Alle Schwäne sind weiß – davon waren die Europäer lange Zeit überzeugt, bis sie im 17. Jahrhundert Australien entdeckten und zum ersten Mal einen schwarzen Schwan sahen. Der Philosoph Karl Popper greift dieses Ereignis später auf und entwickelt daraus einen Lehrsatz: Solange man nicht wissen könne, ob es irgendwo einen schwarzen Schwan gibt, könne der Satz „Alle Schwäne sind weiß“, niemals bewiesen werden, oder allgemein: Keine Theorie lasse sich beweisen, nur widerlegen. Mit seiner philosophischen Theorie machte Popper den schwarzen Schwan berühmt.
Wer dennoch daran zweifelt, dass schwarze Schwäne existieren, der sollte das Vogelschutzgebiet Garstadt besuchen und sich vom Gegenteil überzeugen lassen. Dort hat sich der schwarze Schwan, auch Trauerschwan genannt, schon im April 2015 angesiedelt. „Die meisten Leute kennen ihn nicht. Daher erregt das Tier immer sehr viel Aufsehen“, erklärt Harald Vorberg, Vorsitzender des Landesbundes für Vogelschutz (LBV) in Schweinfurt.
Der schwarze Schwan von Garstadt trägt einen grünen Ring am Bein, was laut Vorberg daraufhin hindeutet, dass das Tier wohl aus einer Zucht ausgebrochen ist. Auf natürliche Weise kommen in Deutschland keine schwarzen Schwäne vor: Nach ihrer Entdeckung in Australien wurden sie 1860 in Neuseeland ausgewildert und gelangten später nach Europa. Bundesweit wird er heute immer wieder an verschiedenen Seen gesichtet.

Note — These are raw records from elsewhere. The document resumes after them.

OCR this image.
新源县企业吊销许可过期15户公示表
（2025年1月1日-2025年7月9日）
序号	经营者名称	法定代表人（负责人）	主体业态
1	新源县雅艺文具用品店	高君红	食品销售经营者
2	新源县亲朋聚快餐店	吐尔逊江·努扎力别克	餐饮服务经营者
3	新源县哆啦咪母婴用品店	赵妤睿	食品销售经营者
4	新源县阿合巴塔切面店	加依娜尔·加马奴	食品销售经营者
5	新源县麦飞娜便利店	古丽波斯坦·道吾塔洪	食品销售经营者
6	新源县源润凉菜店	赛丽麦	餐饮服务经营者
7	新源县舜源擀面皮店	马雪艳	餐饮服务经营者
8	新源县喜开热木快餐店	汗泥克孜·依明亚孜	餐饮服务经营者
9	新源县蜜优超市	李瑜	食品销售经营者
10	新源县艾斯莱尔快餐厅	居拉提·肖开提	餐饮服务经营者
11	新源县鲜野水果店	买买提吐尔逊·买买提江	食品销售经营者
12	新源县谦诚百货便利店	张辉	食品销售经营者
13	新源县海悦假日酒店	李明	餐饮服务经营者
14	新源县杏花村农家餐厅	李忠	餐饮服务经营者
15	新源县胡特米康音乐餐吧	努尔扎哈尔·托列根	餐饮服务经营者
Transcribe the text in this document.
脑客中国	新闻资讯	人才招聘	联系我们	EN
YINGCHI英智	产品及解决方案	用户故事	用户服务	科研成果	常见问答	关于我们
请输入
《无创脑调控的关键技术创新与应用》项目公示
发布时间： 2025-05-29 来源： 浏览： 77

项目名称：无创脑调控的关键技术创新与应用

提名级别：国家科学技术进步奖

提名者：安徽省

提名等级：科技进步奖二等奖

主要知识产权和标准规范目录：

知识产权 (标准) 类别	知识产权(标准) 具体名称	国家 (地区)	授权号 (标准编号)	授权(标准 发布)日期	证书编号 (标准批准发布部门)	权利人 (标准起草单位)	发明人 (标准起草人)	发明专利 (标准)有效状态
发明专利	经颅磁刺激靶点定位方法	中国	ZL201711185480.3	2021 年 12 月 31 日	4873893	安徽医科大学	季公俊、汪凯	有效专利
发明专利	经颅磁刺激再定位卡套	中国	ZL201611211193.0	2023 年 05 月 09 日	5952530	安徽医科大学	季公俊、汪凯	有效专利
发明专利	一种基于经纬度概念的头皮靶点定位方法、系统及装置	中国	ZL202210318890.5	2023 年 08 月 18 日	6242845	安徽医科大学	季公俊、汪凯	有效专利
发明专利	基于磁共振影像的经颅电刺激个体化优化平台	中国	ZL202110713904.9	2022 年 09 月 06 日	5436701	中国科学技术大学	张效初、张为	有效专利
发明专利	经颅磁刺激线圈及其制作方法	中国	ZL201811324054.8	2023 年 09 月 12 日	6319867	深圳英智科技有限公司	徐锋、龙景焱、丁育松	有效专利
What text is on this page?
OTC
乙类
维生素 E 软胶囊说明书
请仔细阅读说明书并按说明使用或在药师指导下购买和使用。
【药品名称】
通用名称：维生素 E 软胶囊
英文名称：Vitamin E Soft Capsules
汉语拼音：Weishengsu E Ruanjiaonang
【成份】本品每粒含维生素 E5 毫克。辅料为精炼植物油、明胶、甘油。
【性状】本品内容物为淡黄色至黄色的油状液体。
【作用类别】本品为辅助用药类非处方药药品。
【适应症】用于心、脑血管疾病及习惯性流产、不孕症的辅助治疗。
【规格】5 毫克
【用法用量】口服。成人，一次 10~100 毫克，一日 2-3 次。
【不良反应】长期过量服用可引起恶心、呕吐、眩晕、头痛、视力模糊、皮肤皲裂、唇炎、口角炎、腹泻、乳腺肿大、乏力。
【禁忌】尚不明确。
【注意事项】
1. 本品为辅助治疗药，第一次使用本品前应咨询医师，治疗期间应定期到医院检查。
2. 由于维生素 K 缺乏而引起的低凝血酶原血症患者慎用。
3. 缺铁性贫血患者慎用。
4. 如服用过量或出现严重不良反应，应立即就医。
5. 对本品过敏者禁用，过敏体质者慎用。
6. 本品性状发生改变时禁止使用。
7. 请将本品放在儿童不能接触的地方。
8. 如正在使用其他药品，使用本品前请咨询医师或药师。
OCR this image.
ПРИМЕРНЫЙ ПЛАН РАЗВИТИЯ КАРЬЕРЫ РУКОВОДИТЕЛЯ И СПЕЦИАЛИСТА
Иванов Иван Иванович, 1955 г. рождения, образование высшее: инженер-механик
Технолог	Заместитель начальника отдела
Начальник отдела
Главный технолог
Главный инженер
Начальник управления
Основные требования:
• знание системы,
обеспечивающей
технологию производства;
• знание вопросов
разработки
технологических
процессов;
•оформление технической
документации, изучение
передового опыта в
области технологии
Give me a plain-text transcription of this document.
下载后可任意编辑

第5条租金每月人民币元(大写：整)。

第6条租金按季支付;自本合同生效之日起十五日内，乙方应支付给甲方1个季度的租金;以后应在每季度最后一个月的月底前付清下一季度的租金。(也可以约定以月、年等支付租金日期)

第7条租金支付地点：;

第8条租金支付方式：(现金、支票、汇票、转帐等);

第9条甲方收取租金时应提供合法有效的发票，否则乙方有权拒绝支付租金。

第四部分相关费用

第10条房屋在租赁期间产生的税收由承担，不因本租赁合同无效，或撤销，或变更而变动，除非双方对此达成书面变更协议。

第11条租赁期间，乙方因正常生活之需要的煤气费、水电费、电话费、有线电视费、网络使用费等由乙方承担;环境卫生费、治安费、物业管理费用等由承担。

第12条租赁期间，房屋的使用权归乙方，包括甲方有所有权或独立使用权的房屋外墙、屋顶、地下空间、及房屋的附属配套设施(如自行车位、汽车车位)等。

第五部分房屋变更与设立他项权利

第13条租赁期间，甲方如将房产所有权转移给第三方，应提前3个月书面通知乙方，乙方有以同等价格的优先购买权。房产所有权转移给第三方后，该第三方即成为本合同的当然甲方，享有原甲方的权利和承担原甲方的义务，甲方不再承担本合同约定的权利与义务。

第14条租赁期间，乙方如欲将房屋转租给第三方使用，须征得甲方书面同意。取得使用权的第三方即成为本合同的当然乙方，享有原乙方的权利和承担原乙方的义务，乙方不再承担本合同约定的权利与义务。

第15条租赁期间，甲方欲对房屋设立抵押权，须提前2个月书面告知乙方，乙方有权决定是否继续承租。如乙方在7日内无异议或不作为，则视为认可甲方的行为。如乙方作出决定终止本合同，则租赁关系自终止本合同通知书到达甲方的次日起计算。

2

Die tragische Ironie hinter der Geschichte des Trauerschwans von Garstadt: Als er im Frühjahr 2015 in das Vogelschutzgebiet kam, war er in Begleitung eines weiteren Artgenossen. Zwischenzeitlich gesellte sich sogar ein zweites Paar dazu. Vergangenen August verschwand dieses jedoch plötzlich; kurz darauf wurde auch der Partner des ersten Besuchers tot am Ufer aufgefunden. Nun schwimmt der schwarze Schwan alleine umher und gesellt sich gelegentlich zu den anderen Höckerschwänen dazu. Laut Vorberg ist die Partnerbindung der Tiere sehr stark. „Der Trauerschwan sucht Gesellschaft und ist sehr empfindsam“, so der Vogelexperte.
Schwan gab klagende Laute von sich
Einige Besucher schildern, der Schwan habe sogar sichtbar getrauert, in dem er klagende Laute von sich gab. Vorberg warnt jedoch davor, das Verhalten des Tieres zu stark zu interpretieren: In der Tat schildert der australische Ornithologe Graeme Pizzey in seinen Beobachtungen, dass schwarze Schwäne brummende und pfeifende Töne oder Trompetenrufe mit hohem, schrillem Klang von sich geben, wenn sie sich gestört oder bedroht fühlen – besonders während der Brut- und Nistzeit. Dabei halten sie ihre Hälse gewölbt oder aufrecht und präsentieren ihre Federn oder Flügel oft in einer aggressiven Haltung. Dabei werden auch die weißen Schwungfedern des Tieres sichtbar. Ob dieses Verhalten auch als Ausdruck der Trauer gedeutet werden kann, sei jedoch nicht erwiesen.
Sicher ist jedoch, dass die Tiere fliegen können. Auch wenn sie keine Zugvögel sind, legen sie weite Strecken zurück. So wurde der Garstädter Trauerschwan auch schon im Schweinfurter Bagersee und im Sauerstücksee in Grafenrheinfeld gesichtet. „Es könnte gut sein, dass er auch bald an der Gutermann-Promenade zu sehen sein wird, denn die Tiere wandern viel“, so Vorberg.
Im Winter würden die Tiere jedoch meist unauffindbar sein. Auch Vorberg wisse nicht, wo sich die Schwäne dann aufhalten.
In seinem Buch beschreibt der Börsenhändler Nassim Taleb den schwarzen Schwan als Sinnbild für ein Ereignis, das eintritt, obwohl man es für höchst unwahrscheinlich oder gar unmöglich gehalten hat. Vielleicht geht es dem einen oder anderen Besucher im Garstädter Vogelschutzgebiet bald ähnlich.